My Thoughts on Follow-for-Follow
I’ve never participated in the “get subscribers quick” scheme.

I could have way more followers than I do.
That much is clear to me. I have 62 followers here on Medium, 45 followers on my personal Twitter, and 33 on my recently retired Top Level Sports Twitter account which had nearly 3,000 tweets.
By any measure, those are essentially nonexistent numbers. It’s a big problem in modern society that everyone is obsessed with follower counts and numbers of likes, but even so, it’s frustrating to feel like the time and effort you put into content creation is being wasted on a small following. I’ve likened it to shouting into a void.
What’s especially frustrating is finding other people who have immediate success as creators, or people who have managed to generate large amounts of fans with relatively limited content.
Perhaps my biggest weakness is that I’m poor at marketing myself and making connections. I’m very aware this is an area where I need to improve, but if only there was a way to gain followers quickly…
Oh wait, there is. Maybe you don’t see it as much as in the early days of social media, but follow-for-follow is still a very real thing and a legitimate strategy.
Many people will follow the people who follow them as a way of returning the favor. So, to capitalize on this, someone can simply follow thousands of people and watch as their own number of followers grows.
Sure, not everyone will follow back, but the amount of people you can follow is uncapped, meaning that the more people you follow, the higher your own numbers will eventually get. You can even respond to popular tweets, videos, etc. saying that you will follow-for-follow or sub-for-sub. This allows the people who would play the follow-for-follow game to find you, and, crucially, follow you first.
Obviously, you can gain a substantial amount of followers this way. Even on a platform like Medium, where, in theory, good content should get promoted regardless of where it comes from, I see people all the time who follow thousands of people and are followed by thousands. Unless you are a prolific reader, this doesn’t come without some level of follow farming.
But like I said in the subtitle, I’ve never participated in anything like this, and my follower counts are somewhat of a reflection of that fact. Sure, it’s not impossible to gain followers organically, but it’s much more difficult.
The reasons I’ve opted for that route is due to the shallow nature of the follow-for-follow system. You end up choosing to follow people you don’t know, haven’t engaged with content from, and ultimately, don’t care about.
And if this is true, so is the reverse. The people who follow you don’t engage with your content or care about you, either.

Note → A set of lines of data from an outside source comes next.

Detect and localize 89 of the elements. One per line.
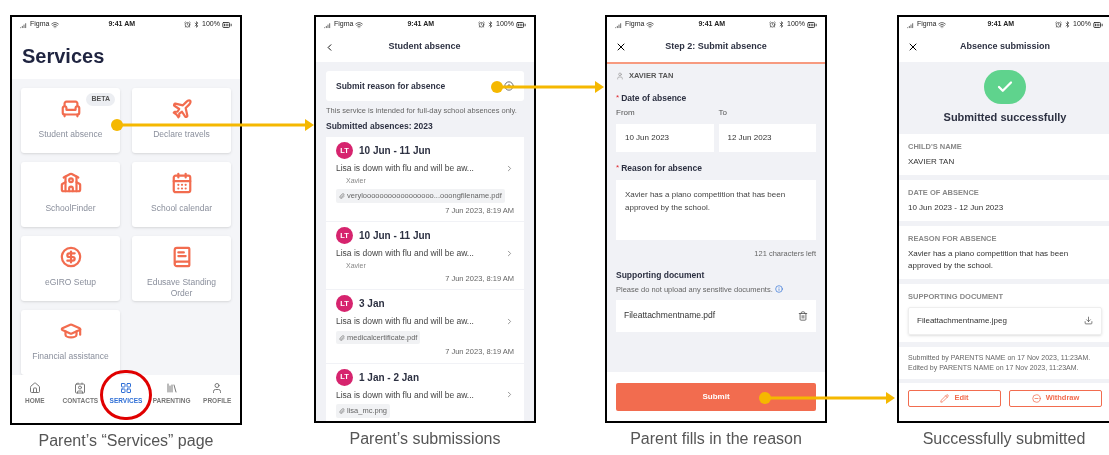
plane-icon: [170, 98, 193, 120]
success-message: Submitted successfully: [943, 110, 1067, 125]
field-label: Reason for absence: [621, 161, 702, 175]
dollar-circle-icon: [59, 246, 82, 268]
absence-summary: Lisa is down with flu and will be aw...: [336, 162, 474, 175]
wifi-icon: [646, 20, 655, 29]
reason-text-area[interactable]: Xavier has a piano competition that has been approved by the school.: [616, 179, 816, 240]
close-icon[interactable]: [907, 41, 919, 53]
wifi-icon: [355, 20, 364, 29]
battery-icon: [222, 19, 232, 30]
screen-caption: Parent’s “Services” page: [38, 431, 214, 450]
chevron-icon: [505, 163, 514, 173]
absence-summary: Lisa is down with flu and will be aw...: [336, 246, 474, 260]
file-name: Fileattachmentname.pdf: [624, 309, 716, 323]
absence-dates: 1 Jan - 2 Jan: [359, 370, 420, 385]
service-tile[interactable]: Edusave Standing Order: [132, 236, 231, 301]
screen-caption: Parent’s submissions: [349, 429, 501, 448]
battery-icon: [1093, 19, 1103, 30]
alarm-icon: [769, 21, 777, 28]
service-tile[interactable]: Financial assistance: [21, 310, 120, 375]
wifi-icon: [51, 20, 60, 29]
from-date-field[interactable]: 10 Jun 2023: [616, 123, 714, 152]
detail-value: Xavier has a piano competition that has been approved by the school.: [908, 248, 1070, 273]
absence-dates: 3 Jan: [359, 297, 385, 312]
person-icon: [616, 72, 624, 80]
required-mark: *: [616, 162, 620, 175]
success-check-icon: [984, 70, 1026, 104]
minus-circle-icon: [1031, 393, 1041, 403]
screen-title: Step 2: Submit absence: [664, 40, 768, 54]
service-tile[interactable]: eGIRO Setup: [21, 236, 120, 301]
from-label: From: [616, 106, 636, 119]
alarm-icon: [1055, 21, 1063, 28]
page-title: Services: [22, 43, 105, 69]
screen-caption: Parent fills in the reason: [630, 429, 802, 448]
bluetooth-icon: [193, 21, 201, 28]
field-label: Date of absence: [621, 92, 687, 105]
trash-icon[interactable]: [798, 310, 808, 321]
signal-icon: [20, 20, 28, 29]
screen-title: Student absence: [387, 40, 462, 54]
home-icon: [28, 382, 41, 394]
service-tile[interactable]: School calendar: [132, 162, 231, 227]
books-icon: [165, 382, 178, 394]
chevron-icon: [505, 317, 514, 327]
file-row[interactable]: Fileattachmentname.pdf: [616, 299, 816, 332]
paperclip-icon: [339, 192, 345, 199]
submit-button[interactable]: Submit: [616, 383, 816, 411]
bluetooth-icon: [778, 21, 786, 28]
screen-caption: Successfully submitted: [922, 429, 1086, 448]
paperclip-icon: [339, 407, 345, 414]
pencil-icon: [940, 393, 950, 403]
file-row[interactable]: Fileattachmentname.jpeg: [908, 306, 1102, 335]
close-icon[interactable]: [615, 41, 627, 53]
battery-icon: [807, 19, 817, 30]
grid-icon: [119, 382, 132, 394]
bluetooth-icon: [487, 21, 495, 28]
screen-title: Absence submission: [959, 40, 1051, 54]
section-title: Submitted absences: 2023: [326, 120, 434, 133]
submit-reason-card[interactable]: Submit reason for absence: [326, 71, 524, 101]
to-date-field[interactable]: 12 Jun 2023: [718, 123, 816, 152]
service-tile[interactable]: Declare travels: [132, 88, 231, 153]
file-name: Fileattachmentname.jpeg: [917, 314, 1007, 327]
calendar-icon: [170, 172, 193, 194]
required-mark: *: [616, 92, 620, 105]
paperclip-icon: [339, 334, 345, 341]
absence-dates: 10 Jun - 11 Jun: [359, 144, 431, 158]
alarm-icon: [184, 21, 192, 28]
download-icon[interactable]: [1084, 316, 1093, 325]
chevron-icon: [505, 248, 514, 258]
absence-summary: Lisa is down with flu and will be aw...: [336, 315, 474, 328]
field-label: Supporting document: [616, 268, 706, 282]
signal-icon: [907, 20, 915, 29]
school-icon: [59, 172, 82, 194]
to-label: To: [718, 106, 728, 119]
chevron-icon: [505, 390, 514, 400]
person-icon: [211, 382, 224, 394]
service-tile[interactable]: SchoolFinder: [21, 162, 120, 227]
absence-summary: Lisa is down with flu and will be aw...: [336, 388, 474, 402]
chair-icon: [59, 98, 82, 120]
detail-value: XAVIER TAN: [908, 155, 956, 168]
bluetooth-icon: [1064, 21, 1072, 28]
battery-icon: [516, 19, 526, 30]
absence-dates: 10 Jun - 11 Jun: [359, 228, 431, 243]
alarm-icon: [478, 21, 486, 28]
signal-icon: [324, 20, 332, 29]
signal-icon: [615, 20, 623, 29]
wifi-icon: [938, 20, 947, 29]
plus-circle-icon: [504, 81, 514, 91]
contact-card-icon: [74, 382, 87, 394]
detail-value: 10 Jun 2023 - 12 Jun 2023: [908, 202, 1005, 214]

So yes, you can have followers. But what does that really mean if they aren’t people who actually enjoyed something you did and chose to stay updated on your future works?
Every person I follow on any platform is someone who I either know personally or have a real interest in hearing from. It keeps my feeds relevant to me without the clutter of random content.

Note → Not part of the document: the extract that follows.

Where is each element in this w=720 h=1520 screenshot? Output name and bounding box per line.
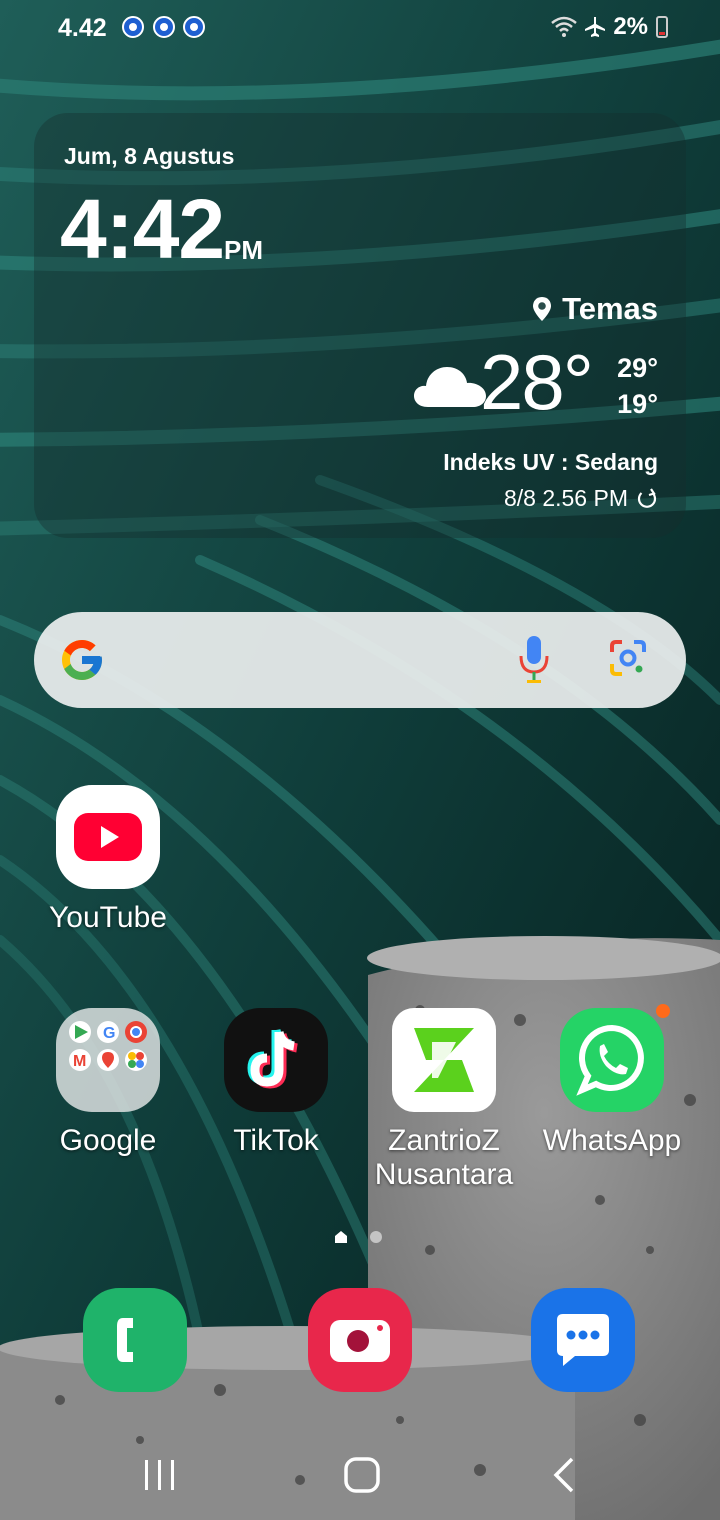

It also makes it far more rewarding when someone finds and likes something I’ve written. I’ve earned it, rather than manipulating a system for it.
I can have this mindset while still recognizing that I need to promote myself more, and more effectively. It just means that I don’t feel obligated to follow people back the same way that most people I follow don’t follow me.
I’m not going to knock follow-for-follow — it does a good job of accomplishing a goal — to increase raw follower count. But I don’t think it leads to any increased content engagement, and at the end of the day, I want my content to be the reason people follow me, even if that’s only one at a time.